Sin embargo, su pequeño solo permaneció en Acton año y medio porque sintió que la presión académica era muy grande. Le generó estrés que nadie lo presionaba para que hiciera su trabajo y, al momento de la entrega, lo tenía acumulado. Sus padres lo trasladaron a Equity, un colegio americano más parecido al de Panamá. Le fue tan bien en las evaluaciones de admisión que ofrecieron adelantarlo de grado, pero ella prefirió que se quedara con los chicos de su edad.

“Acton es una maravilla”, dice Valdizán, “pero creo que mi hijo tuvo problemas por tanto cambio en tan poco tiempo y porque él no es muy estructurado, es parte de su personalidad”, comenta. No descarta que en el futuro quiera regresar.

La colegiatura en Acton está por encima de las posibilidades de muchos padres, Valdizán pagaba US$960 al mes (alrededor de Q7 mil 500, el triple de un salario mínimo guatemalteco), una cuota que incluía todas las actividades, materiales y equipos, no había pagos adicionales.

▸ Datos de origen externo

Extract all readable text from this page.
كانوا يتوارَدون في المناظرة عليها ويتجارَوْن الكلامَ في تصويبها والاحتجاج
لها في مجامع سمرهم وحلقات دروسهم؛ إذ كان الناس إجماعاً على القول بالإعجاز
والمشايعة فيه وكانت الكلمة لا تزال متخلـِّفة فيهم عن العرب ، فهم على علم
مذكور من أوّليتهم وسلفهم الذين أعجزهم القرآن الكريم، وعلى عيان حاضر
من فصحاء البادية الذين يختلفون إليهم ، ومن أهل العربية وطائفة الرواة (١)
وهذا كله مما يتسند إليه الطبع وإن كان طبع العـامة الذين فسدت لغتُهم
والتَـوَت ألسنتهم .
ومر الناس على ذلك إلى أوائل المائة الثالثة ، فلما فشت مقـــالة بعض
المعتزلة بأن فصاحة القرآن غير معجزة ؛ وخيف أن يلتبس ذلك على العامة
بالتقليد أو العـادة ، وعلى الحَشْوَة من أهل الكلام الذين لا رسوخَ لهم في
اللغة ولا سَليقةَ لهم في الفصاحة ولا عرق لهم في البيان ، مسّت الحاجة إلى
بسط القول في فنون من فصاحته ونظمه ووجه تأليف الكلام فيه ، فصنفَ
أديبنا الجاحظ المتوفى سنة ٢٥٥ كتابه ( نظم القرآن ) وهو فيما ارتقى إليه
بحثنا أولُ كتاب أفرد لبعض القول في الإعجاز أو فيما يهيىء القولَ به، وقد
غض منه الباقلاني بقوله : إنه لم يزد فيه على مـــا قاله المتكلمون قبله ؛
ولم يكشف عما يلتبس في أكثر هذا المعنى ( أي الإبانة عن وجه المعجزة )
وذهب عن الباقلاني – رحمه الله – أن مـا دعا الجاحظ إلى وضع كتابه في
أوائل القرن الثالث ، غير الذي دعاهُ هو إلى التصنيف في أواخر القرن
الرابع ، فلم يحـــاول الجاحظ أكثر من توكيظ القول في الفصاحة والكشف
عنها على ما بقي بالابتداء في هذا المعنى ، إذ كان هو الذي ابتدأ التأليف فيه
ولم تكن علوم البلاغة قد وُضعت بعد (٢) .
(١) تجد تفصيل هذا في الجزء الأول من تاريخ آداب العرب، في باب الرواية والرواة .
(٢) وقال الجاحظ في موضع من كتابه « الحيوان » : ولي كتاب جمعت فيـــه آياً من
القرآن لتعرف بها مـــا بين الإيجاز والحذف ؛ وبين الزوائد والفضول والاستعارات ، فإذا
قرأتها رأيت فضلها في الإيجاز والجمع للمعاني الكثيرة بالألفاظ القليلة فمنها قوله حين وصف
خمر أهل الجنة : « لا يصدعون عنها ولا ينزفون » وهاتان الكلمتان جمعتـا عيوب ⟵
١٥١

Valdizán también está convencida de que Acton no es para cualquier familia, puesto que los padres deben estar convencidos del método y vivirlo en casa. El rol que juegan es tan importante que incluso en el proceso de admisión ellos pasan por un proceso más riguroso que los hijos. Deben leer Unschooling Rules, realizar un ensayo en el que presentan su opinión del libro y explicar qué quieren y qué esperan de la educación de sus hijos.

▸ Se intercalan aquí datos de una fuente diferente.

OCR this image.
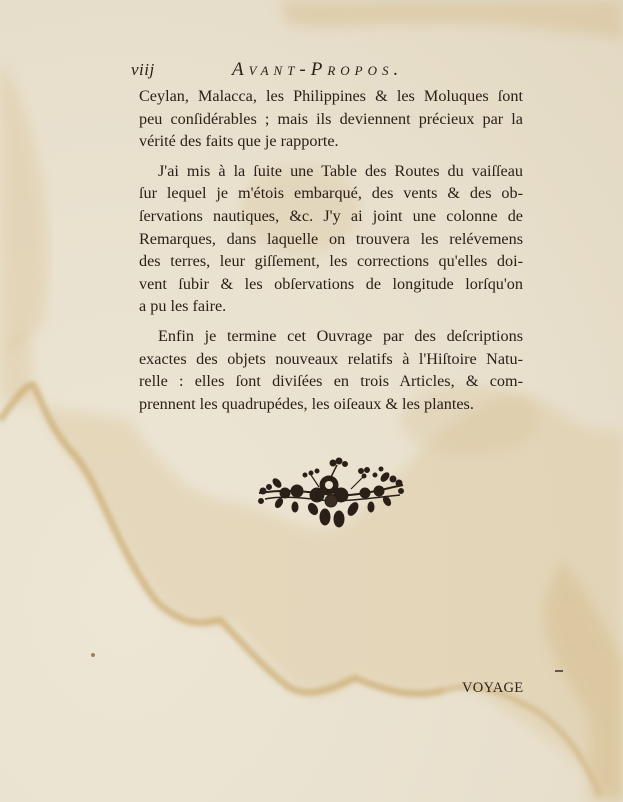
viij	Avant-Propos.
Ceylan, Malacca, les Philippines & les Moluques ſont
peu conſidérables ; mais ils deviennent précieux par la
vérité des faits que je rapporte.
J'ai mis à la ſuite une Table des Routes du vaiſſeau
ſur lequel je m'étois embarqué, des vents & des ob-
ſervations nautiques, &c. J'y ai joint une colonne de
Remarques, dans laquelle on trouvera les relévemens
des terres, leur giſſement, les corrections qu'elles doi-
vent ſubir & les obſervations de longitude lorſqu'on
a pu les faire.
Enfin je termine cet Ouvrage par des deſcriptions
exactes des objets nouveaux relatifs à l'Hiſtoire Natu-
relle : elles ſont diviſées en trois Articles, & com-
prennent les quadrupédes, les oiſeaux & les plantes.
VOYAGE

Acton es un compromiso de toda la comunidad. No es para padres que busquen estructura o que esperen medir el progreso de sus hijos con calificaciones. Desde pequeños se les enseña disciplina y autonomía, y dedican mucho tiempo a explorar qué quieren hacer cuando salgan de allí y se les ayuda a hacer un plan de trabajo para lograrlo.